The programmer must be aware of adverse interactions between the loop bodies. Where one body reads a value written by another, the order of schedulling is likely to make a difference.

Commutable effects such as increment and bit-set are ok if they are atomic.

Q. What is the role of a parallel-For inside an HLS tool that is searching for parallelism anyway?

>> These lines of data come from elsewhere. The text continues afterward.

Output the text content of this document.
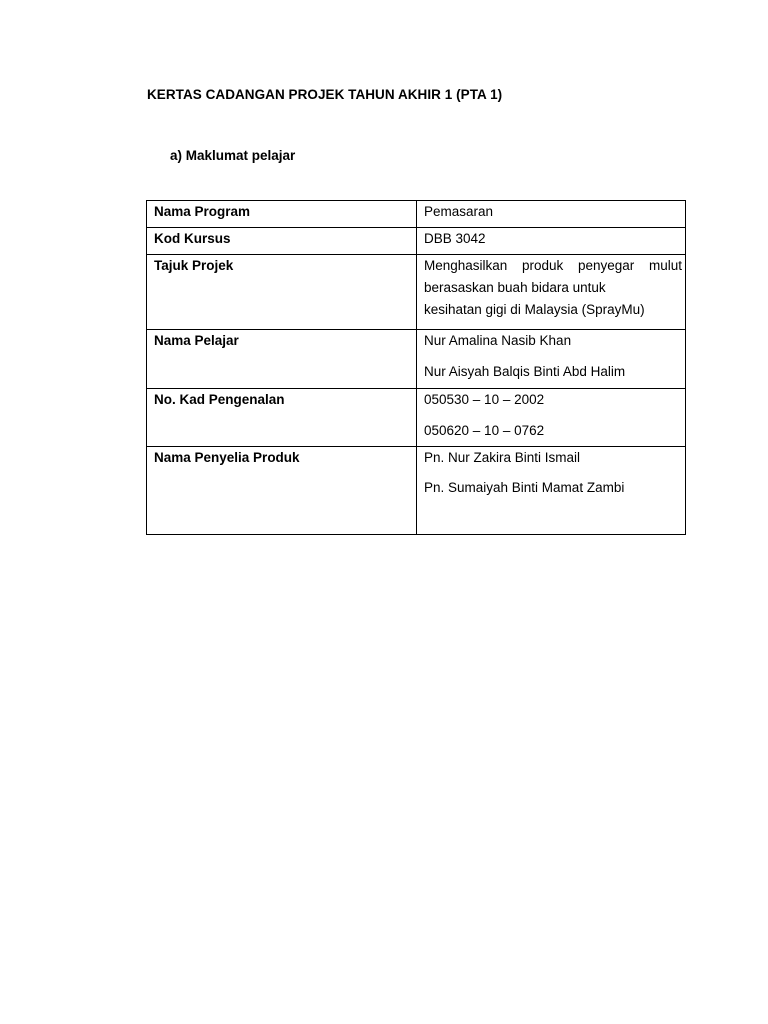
KERTAS CADANGAN PROJEK TAHUN AKHIR 1 (PTA 1)

a) Maklumat pelajar

Nama Program	Pemasaran

Kod Kursus	DBB 3042

Tajuk Projek	Menghasilkan produk penyegar mulut
berasaskan buah bidara untuk
kesihatan gigi di Malaysia (SprayMu)

Nama Pelajar	Nur Amalina Nasib Khan
Nur Aisyah Balqis Binti Abd Halim

No. Kad Pengenalan	050530 – 10 – 2002
050620 – 10 – 0762

Nama Penyelia Produk	Pn. Nur Zakira Binti Ismail
Pn. Sumaiyah Binti Mamat Zambi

A. Classical HLS tools normally approach FOR-loops using unwinding. Such unwinding typically leads to structural hazards on memory arrays and hence there has emerged a vast literature on memory banking and polyhedral mapping that we have already discussed. Such unwinding typically assumes that there is little control-flow variation between the bodies and is generally applied to inner loops only. A parallel-For is useful for outer loop unwinding or where the same static schedule is unlikely to hold for each iteration owing to data-dependent control flow or variable-length operations (cache misses, divide etc.).

This example shows outer-loop parallelisation for matrix multiply. The inner loops should be unwound to some suitable extent by the HLS tool's normal behaviour.

// https://docs.microsoft.com/en-us/dotnet/standard/parallel-programming/
//              how-to-write-a-simple-parallel-for-loop
// A basic matrix multiplication.
// Parallelize the outer loop to partition the source array by rows.
    Parallel.For(0, matARows, i =>
        {
          for (int j = 0; j < matBCols; j++)
            {
              double temp = 0;
              for (int k = 0; k < matACols; k++)
                {
                  temp += matA[i, k] * matB[k, j];
                }
              result[i, j] = temp;
            }
        }); // Parallel.For

But is there an ideal memory layout or banking model for matrix multiplication ?

Note that hardware accelleration of matrix multiplication is currently (2017) receiving a lot of attention as it is the primary cost in convolutional neural networks.

Automatic Parallel Inference:has had limited success in the past but the field is still evolving.
Manual Parallel Markups: have been added to most imperative high-level languages recently, and they also allow the programmer to asser that there are no name aliases which sometimes increases the available parallelism by a factor of 10 or more.